O primeiro discute-se assim. — Parece que a alma de Cristo tinha a onipotência.

1 — Pois, diz Ambrósio: O poder que o Filho de Deus tem naturalmente, o homem o teria num certo tempo. Ora, parece que isso se aplica sobretudo à alma, a parte mais importante do homem. Ora, como o Filho de Deus tinha a onipotência abeterno, parece que a alma de Cristo recebeu a onipotência no tempo.

2. Demais. — Como o poder de Deus é onipotente, assim também a sua ciência. Ora, a alma de Cristo tem de certo modo a ciência de tudo o que Deus sabe, como se disse. Logo, também tem o poder sobre tudo. E assim, é onipotente.

3. Demais. — A alma de Cristo tem a ciência total. Ora, das ciências, umas são práticas, outras especulativas. Logo, tem, daquilo que sabe, uma ciência prática, de modo que saiba que faz o que sabe. E assim, parece que pode fazer tudo.

Mas, em contrário. — O que é próprio a Deus não pode sê-lo a nenhuma criatura. Ora, é próprio de Deus ser onipotente, segundo aquilo da Escritura: Este é o meu Deus e eu o glorificarei; e depois acrescenta: Seu nome é onipotente. Logo, a alma de Cristo sendo uma criatura, não tem a onipotência.
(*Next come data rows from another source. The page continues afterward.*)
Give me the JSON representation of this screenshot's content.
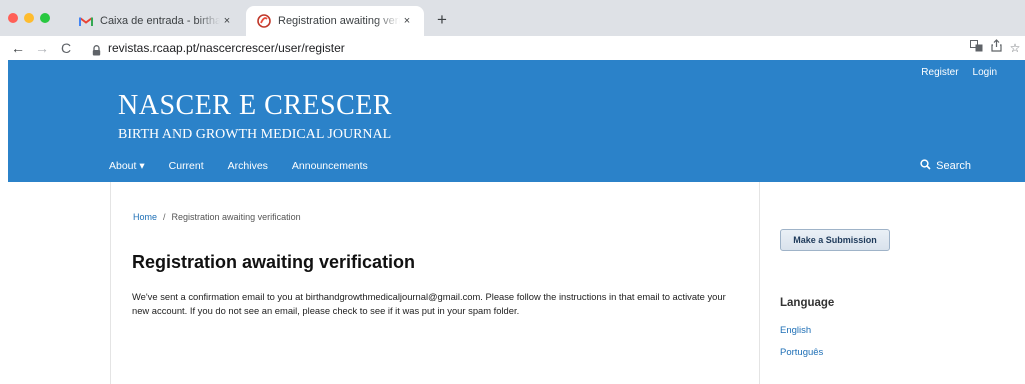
{
  "browser": {
    "tabs": [
      {
        "title": "Caixa de entrada - birthandgro",
        "icon": "gmail-icon"
      },
      {
        "title": "Registration awaiting verificatio",
        "icon": "journal-favicon-icon"
      }
    ],
    "new_tab": "+",
    "close_glyph": "×",
    "url": "revistas.rcaap.pt/nascercrescer/user/register"
  },
  "header": {
    "user_nav": {
      "register": "Register",
      "login": "Login"
    },
    "title": "NASCER E CRESCER",
    "subtitle": "BIRTH AND GROWTH MEDICAL JOURNAL",
    "nav": {
      "about": "About ▾",
      "current": "Current",
      "archives": "Archives",
      "announcements": "Announcements"
    },
    "search": "Search",
    "background_color": "#2b82c9"
  },
  "breadcrumb": {
    "home": "Home",
    "separator": "/",
    "current": "Registration awaiting verification"
  },
  "main": {
    "title": "Registration awaiting verification",
    "message": "We've sent a confirmation email to you at birthandgrowthmedicaljournal@gmail.com. Please follow the instructions in that email to activate your new account. If you do not see an email, please check to see if it was put in your spam folder."
  },
  "sidebar": {
    "submit_button": "Make a Submission",
    "language_heading": "Language",
    "languages": [
      "English",
      "Português"
    ]
  }
}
SOLUÇÃO. — Como dissemos, no mistério, da Encarnação a união com a pessoa se fez sem destruir a distinção das naturezas, conservando cada natureza o que lhe é próprio. Ora, a potência ativa de um ser resulta-lhe da forma, que é o princípio de ação. Ora, a forma ou é a natureza mesma do ser, como nos simples; ou a constitui, como nos compostos de matéria e forma. Por onde, é manifesto que a potência ativa de todo ser resulta da natureza dele. E, deste modo, a onipotência resulta, como uma consequência, da natureza divina. Mas, sendo a natureza divina o ser mesmo incircunscrito de Deus, segundo o diz Dionísio, daí vem o ter ele a potência ativa em relação a tudo o que por essência é um ser - o que é ter a onipotência; assim, qualquer outro ser tem a potência ativa em relação ao que se estende a perfeição da sua natureza, como o corpo quente, ao aquecer. Ora, sendo a alma de Cristo parte da natureza humana, é lhe impossível ter a onipotência.

DONDE A RESPOSTA À PRIMEIRA OBJEÇÃO. — O homem recebeu no tempo a onipotência, que o Filho de Deus tinha abeterno em virtude da união pessoal; donde resultava que, assim como o homem era Deus, também era onipotente. Não que a onipotência do homem seja diferente da do Filho de Deus, como não o é a divindade; mas, por ser uma só a pessoa de Deus e a do homem.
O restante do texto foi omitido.